I have done approx 12 removals since I became a beek beginning of 2012 and only one was sprayed and you can pretty much tell the damage. It was sprayed the prior year and the bees just relocated further up the eve of the shed. The hive was healthy and survived with no problem. It is the first thing I ask and look for when considering doing a removal. I am surprised at how many years some folks put up with bees in their homes before they decide to remove. In most cases they are almost impossible to get to poison in the first place being in the soffit or high up in the eve of a shed or home.
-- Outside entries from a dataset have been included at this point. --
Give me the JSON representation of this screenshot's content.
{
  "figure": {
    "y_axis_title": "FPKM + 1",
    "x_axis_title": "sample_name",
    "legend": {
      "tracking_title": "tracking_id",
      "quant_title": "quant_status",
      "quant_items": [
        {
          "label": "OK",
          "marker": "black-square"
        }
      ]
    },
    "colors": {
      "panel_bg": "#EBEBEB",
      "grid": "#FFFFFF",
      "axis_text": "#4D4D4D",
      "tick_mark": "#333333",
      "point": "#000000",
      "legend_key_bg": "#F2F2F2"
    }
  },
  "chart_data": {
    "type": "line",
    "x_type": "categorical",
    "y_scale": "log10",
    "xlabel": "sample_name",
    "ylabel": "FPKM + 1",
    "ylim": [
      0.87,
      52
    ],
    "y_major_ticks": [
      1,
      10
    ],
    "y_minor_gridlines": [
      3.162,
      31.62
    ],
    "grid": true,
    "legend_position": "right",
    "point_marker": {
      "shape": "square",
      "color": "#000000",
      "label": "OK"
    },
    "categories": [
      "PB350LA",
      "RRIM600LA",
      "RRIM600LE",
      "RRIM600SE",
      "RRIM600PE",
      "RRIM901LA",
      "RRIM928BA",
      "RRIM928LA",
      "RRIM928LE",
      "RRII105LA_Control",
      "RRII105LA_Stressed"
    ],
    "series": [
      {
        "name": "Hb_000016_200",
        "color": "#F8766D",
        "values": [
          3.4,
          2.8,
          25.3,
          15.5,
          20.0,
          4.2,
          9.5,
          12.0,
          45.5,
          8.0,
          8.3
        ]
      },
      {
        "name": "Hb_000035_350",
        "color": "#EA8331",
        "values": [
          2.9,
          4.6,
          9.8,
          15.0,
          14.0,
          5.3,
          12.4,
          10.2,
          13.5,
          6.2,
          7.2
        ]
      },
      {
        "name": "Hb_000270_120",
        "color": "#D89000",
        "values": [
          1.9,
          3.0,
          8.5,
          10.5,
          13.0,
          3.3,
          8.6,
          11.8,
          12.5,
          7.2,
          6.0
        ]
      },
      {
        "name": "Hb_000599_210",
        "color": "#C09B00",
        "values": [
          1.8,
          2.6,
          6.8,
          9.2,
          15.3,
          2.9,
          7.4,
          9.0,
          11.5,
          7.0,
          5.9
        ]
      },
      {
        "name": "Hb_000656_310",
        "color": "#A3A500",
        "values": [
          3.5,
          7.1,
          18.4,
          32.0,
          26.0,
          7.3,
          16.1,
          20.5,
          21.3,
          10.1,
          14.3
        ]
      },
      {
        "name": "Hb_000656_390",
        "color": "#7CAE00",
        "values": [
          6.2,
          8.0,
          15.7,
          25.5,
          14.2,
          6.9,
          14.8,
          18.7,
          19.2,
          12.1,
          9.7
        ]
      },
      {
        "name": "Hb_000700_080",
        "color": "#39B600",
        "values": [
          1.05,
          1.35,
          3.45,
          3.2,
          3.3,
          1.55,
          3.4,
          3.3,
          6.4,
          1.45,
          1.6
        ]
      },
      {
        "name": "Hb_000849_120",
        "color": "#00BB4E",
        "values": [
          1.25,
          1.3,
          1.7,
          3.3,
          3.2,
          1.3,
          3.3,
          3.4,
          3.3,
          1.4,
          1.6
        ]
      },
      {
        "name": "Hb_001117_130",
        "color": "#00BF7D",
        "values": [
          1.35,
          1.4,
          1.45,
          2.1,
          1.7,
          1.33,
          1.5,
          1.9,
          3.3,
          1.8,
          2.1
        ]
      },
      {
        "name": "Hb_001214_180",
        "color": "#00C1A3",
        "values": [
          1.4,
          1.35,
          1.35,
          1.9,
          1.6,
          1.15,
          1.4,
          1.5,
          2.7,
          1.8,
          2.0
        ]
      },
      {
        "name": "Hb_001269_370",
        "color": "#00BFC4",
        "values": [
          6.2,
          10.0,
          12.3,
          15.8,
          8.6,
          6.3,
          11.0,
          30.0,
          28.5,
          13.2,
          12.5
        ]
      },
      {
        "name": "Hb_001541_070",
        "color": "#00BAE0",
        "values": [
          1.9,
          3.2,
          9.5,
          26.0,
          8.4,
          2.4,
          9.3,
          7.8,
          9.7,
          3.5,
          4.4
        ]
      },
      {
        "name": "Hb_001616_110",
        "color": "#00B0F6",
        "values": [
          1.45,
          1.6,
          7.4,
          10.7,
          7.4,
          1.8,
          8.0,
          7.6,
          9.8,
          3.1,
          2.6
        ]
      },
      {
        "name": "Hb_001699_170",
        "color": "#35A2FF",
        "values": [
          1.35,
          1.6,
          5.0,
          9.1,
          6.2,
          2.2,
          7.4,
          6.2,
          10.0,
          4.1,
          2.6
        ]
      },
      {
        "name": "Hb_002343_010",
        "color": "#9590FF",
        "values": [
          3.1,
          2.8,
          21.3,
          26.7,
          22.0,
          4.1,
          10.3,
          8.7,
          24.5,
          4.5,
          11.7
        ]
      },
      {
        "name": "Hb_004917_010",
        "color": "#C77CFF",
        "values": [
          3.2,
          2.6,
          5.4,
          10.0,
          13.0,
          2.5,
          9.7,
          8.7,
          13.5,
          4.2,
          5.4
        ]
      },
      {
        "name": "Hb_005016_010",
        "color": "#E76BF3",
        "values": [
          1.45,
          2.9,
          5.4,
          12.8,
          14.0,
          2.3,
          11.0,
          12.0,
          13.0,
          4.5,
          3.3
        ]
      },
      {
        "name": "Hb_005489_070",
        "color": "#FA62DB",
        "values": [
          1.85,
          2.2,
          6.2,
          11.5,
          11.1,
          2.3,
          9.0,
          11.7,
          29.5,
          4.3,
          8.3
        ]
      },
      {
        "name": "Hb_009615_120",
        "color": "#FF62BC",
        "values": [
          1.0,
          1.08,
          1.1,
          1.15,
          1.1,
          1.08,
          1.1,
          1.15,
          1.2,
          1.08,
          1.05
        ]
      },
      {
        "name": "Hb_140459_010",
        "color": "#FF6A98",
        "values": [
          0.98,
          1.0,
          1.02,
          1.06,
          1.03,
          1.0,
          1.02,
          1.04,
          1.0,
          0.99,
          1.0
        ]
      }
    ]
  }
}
I can do repairs if they choose being a contractor so added work to boot if they choose.
Blanc

wasp and hornet spray will keep killing bees as they enter and leave for weeks and  some of it shoots a strong stream up to about 16 feet so dousing the entrance isn't a problem.  i can do the repairs as well but again you are accepting a lot of potential liability.  very few of the people that sprayed them admitted to it until i pulled the facia off and found thousands of freshly killed bees even though i asked.  chances are if you found bees near a hive that was sprayed before it was this years swarm and not the poisoned bees just moving down a little.  insecticide kills bees it doesn't just bother them a little.  if you're going to do it and you notice a lot of dead bees either in the hive or all around on the ground i wouldn't take any chances on keeping the comb or leaving it anywhere my other bees might have a chance to rob it. if you have a location to set up a quarantine yard that's what i would do if i were determined to do cut outs.  i'm going to pass on most of them though.